À lire aussiVidéo : comment Benalla et Crase, au cœur du dispositif policier, lancent les deux interpellations
Ce jour-là, ils étaient sortis fêter leurs six ans de vie commune. Le couple flâne sur les quais de Seine puis décide de se rendre rue Mouffetard, manger une crêpe. Ils connaissent bien le quartier, y ont leurs habitudes. Georgios D. y fut serveur plusieurs années. A la barre, Chloé P. décrit : «Là, on tombe sur un premier barrage de CRS qui bloquent le passage.» Le couple s'avance, pour voir «ce qu'il se passe». A sa gauche, son compagnon poursuit : «Un des CRS m'a gazé en plein visage.» Quoique un peu échaudé, le duo se dirige place de la Contrescarpe où l'ambiance, affirment-ils, était «sympathique». Un «apéro militant» s'y tient. «Ça avait l'air bon enfant», dit la jeune femme.
«D'un coup, ça a dégénéré.» La trentenaire développe : «Les CRS ont chargé, ils ont gazé tout le monde. On s'en est pris plein la face. Tout est allé très vite. Un des CRS a frappé Georgios de sa matraque. Un autre a balancé, d'un coup de pied, une bouteille en verre en notre direction.» Le couple reconnaît alors «avoir totalement perdu le contrôle». «J'ai attrapé ce que j'ai trouvé», poursuit Chloé P. qui parle, penaude, d'un «acte irréfléchi». Avec un accent grec très prononcé, la voix contrite, son petit ami abonde : «On n'est pas comme ça, nous ne sommes pas des fauteurs de troubles ni des manifestants. On respecte les forces de l'ordre.
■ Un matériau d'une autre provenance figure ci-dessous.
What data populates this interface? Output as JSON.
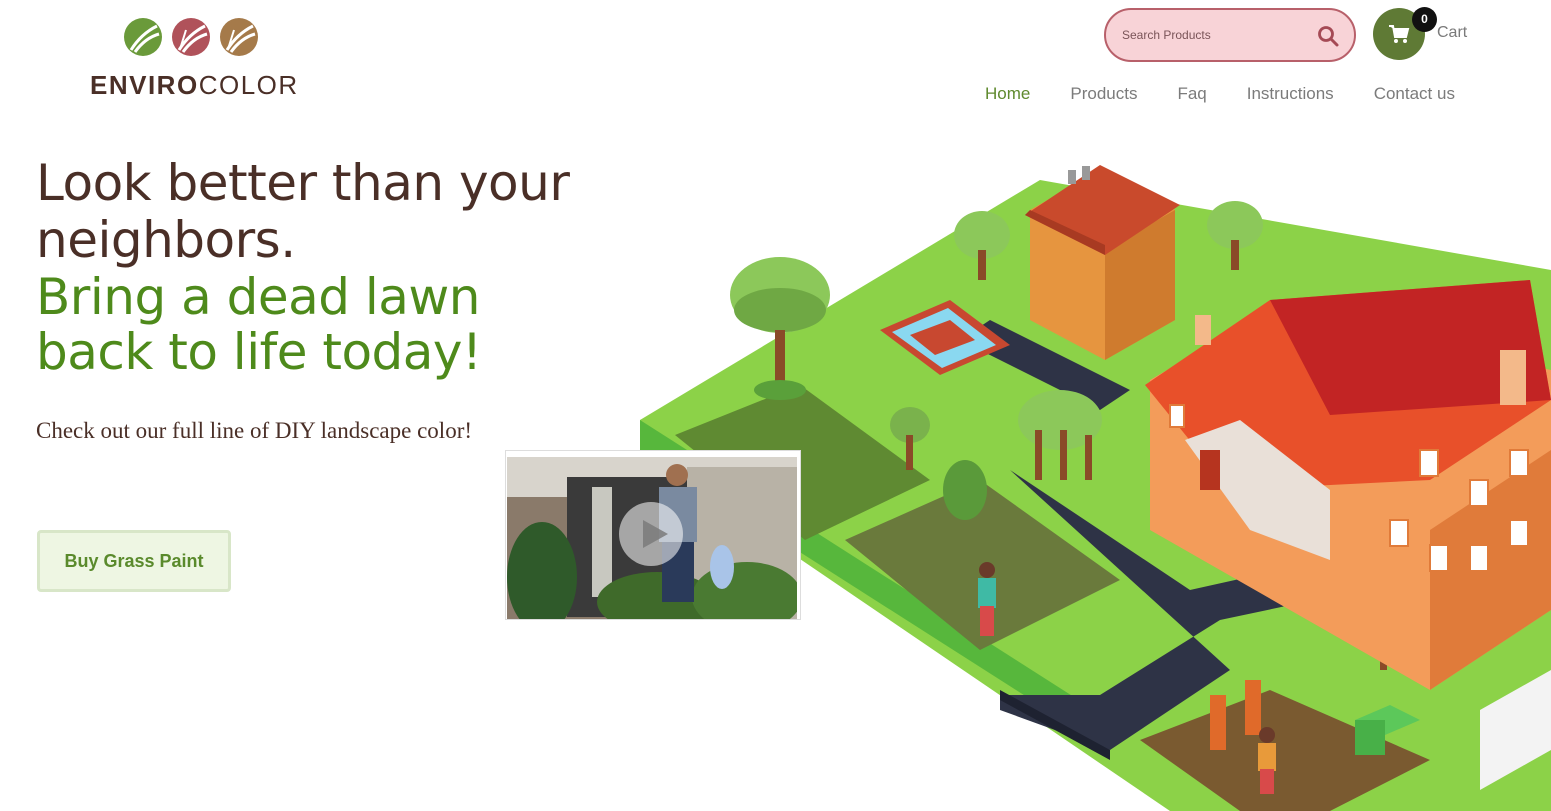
{
  "brand": {
    "name_bold": "ENVIRO",
    "name_light": "COLOR"
  },
  "search": {
    "placeholder": "Search Products"
  },
  "cart": {
    "count": "0",
    "label": "Cart"
  },
  "nav": {
    "items": [
      {
        "label": "Home",
        "active": true
      },
      {
        "label": "Products",
        "active": false
      },
      {
        "label": "Faq",
        "active": false
      },
      {
        "label": "Instructions",
        "active": false
      },
      {
        "label": "Contact us",
        "active": false
      }
    ]
  },
  "hero": {
    "headline": "Look better than your neighbors.",
    "headline_green": "Bring a dead lawn back to life today!",
    "subtext": "Check out our full line of DIY landscape color!",
    "cta_label": "Buy Grass Paint"
  },
  "colors": {
    "brown": "#4a2f27",
    "green": "#4e8a1b",
    "cart_green": "#5f7a35",
    "search_bg": "#f8d3d7",
    "search_border": "#b8606a",
    "nav_active": "#5f8a2e"
  },
  "icons": {
    "search": "search-icon",
    "cart": "cart-icon",
    "play": "play-icon"
  }
}
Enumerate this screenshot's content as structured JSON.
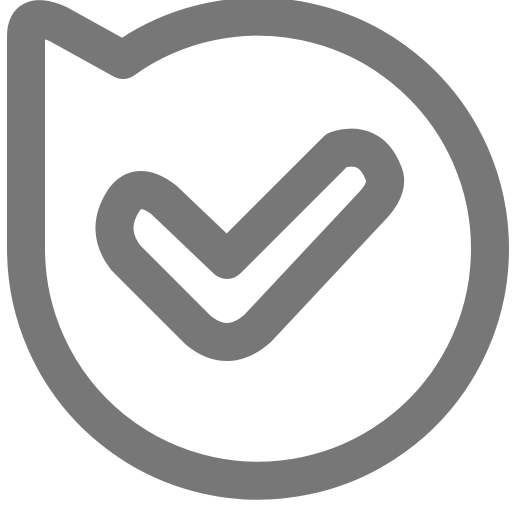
{
  "icon": {
    "name": "check-badge-icon",
    "color": "#777777",
    "background": "#ffffff"
  }
}
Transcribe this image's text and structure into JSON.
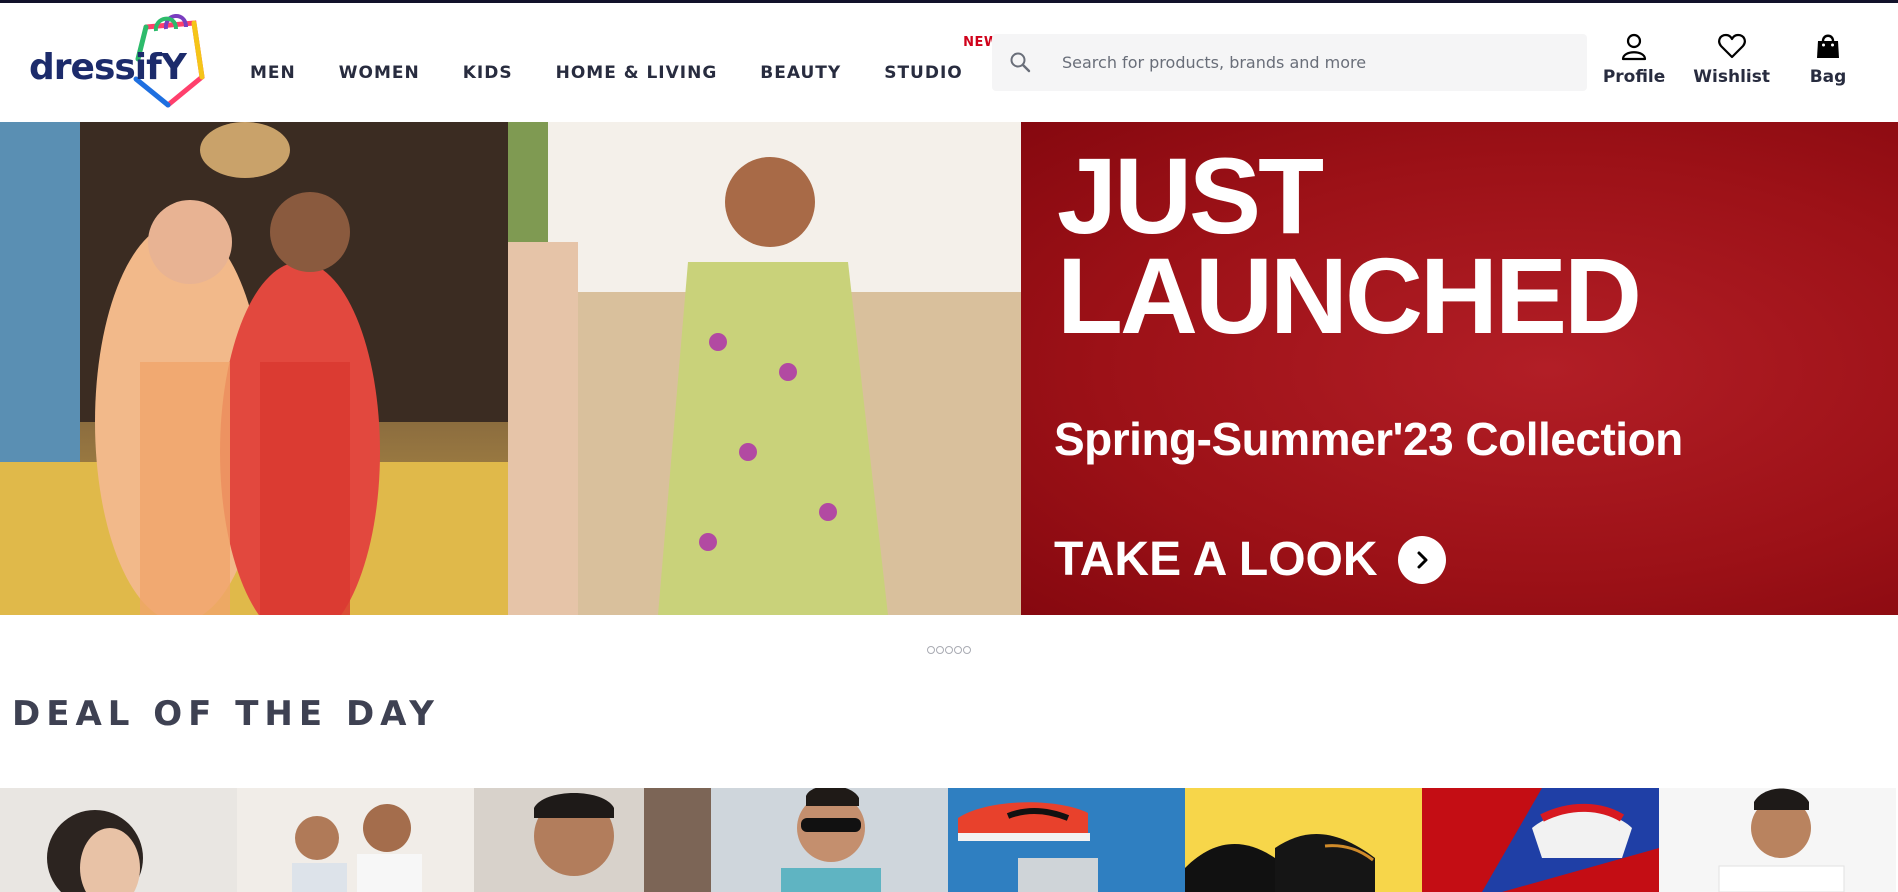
{
  "brand": {
    "name": "dressifY"
  },
  "nav": {
    "items": [
      {
        "label": "MEN"
      },
      {
        "label": "WOMEN"
      },
      {
        "label": "KIDS"
      },
      {
        "label": "HOME & LIVING"
      },
      {
        "label": "BEAUTY"
      },
      {
        "label": "STUDIO",
        "badge": "NEW"
      }
    ]
  },
  "search": {
    "placeholder": "Search for products, brands and more",
    "value": ""
  },
  "actions": {
    "profile": "Profile",
    "wishlist": "Wishlist",
    "bag": "Bag"
  },
  "hero": {
    "title_line1": "JUST",
    "title_line2": "LAUNCHED",
    "subtitle": "Spring-Summer'23 Collection",
    "cta": "TAKE A LOOK"
  },
  "carousel": {
    "slide_count": 5,
    "active_index": 0
  },
  "deal_of_the_day": {
    "title": "DEAL OF THE DAY",
    "tiles": [
      {
        "icon": "model-photo"
      },
      {
        "icon": "model-photo"
      },
      {
        "icon": "model-photo"
      },
      {
        "icon": "model-photo"
      },
      {
        "icon": "sneaker-photo"
      },
      {
        "icon": "shoe-photo"
      },
      {
        "icon": "sneaker-photo"
      },
      {
        "icon": "model-photo"
      }
    ]
  },
  "colors": {
    "accent_new": "#d0021b",
    "hero_red": "#9c1117",
    "brand_navy": "#1c2b6b"
  }
}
On regrette.»
«Poire»
L'exploitation des vidéos montre pourtant que les forces de l'ordre «ne sont pas vraiment en train de vous charger», fait remarquer la présidente, sceptique. «On a l'impression que ce serait presque les CRS qui s'amuseraient à semer le trouble au sein d'un rassemblement calme.» Egalement peu convaincu, le parquet parle d'une «manière faussement naïve de raconter les faits». La «pluie de projectiles», les «chants de guerre et de haine» dirigés contre les policiers… Tous ces «éléments matériels précis» montrent, d'après la procureure, que l'ambiance n'était pas «paisible». Si aucun CRS n'a été blessé et n'a porté plainte, la représentante du ministère public juge néanmoins les faits «inadmissibles et graves». Et requiert deux mois de prison avec sursis et 400 euros d'amende chacun. «Ce ne sont pas des jeunes qui cherchent des excuses mais qui présentent des excuses», rétorque leur conseil Me Sahand Saber, avant de demander une dispense de peine.
Après un court délibéré, Georgios D. et Chloé P. ont été reconnus coupables. Estimant «couper la poire en deux», la présidente les a condamnés à 500 euros d'amende chacun : «Vous ne rentrez pas dans le cadre d'une dispense de peine. Mais on tient compte qu'il y a assez peu de risques que vous recommenciez.» Un peu plus tôt, Chloé P. avait presque supplié : «On veut juste que ça s'arrête. Toute notre vie tourne autour de ça.» Les amoureux ont quitté la salle d'audience avec une flopée de caméras. En espérant, sans doute, sortir définitivement de leur champ.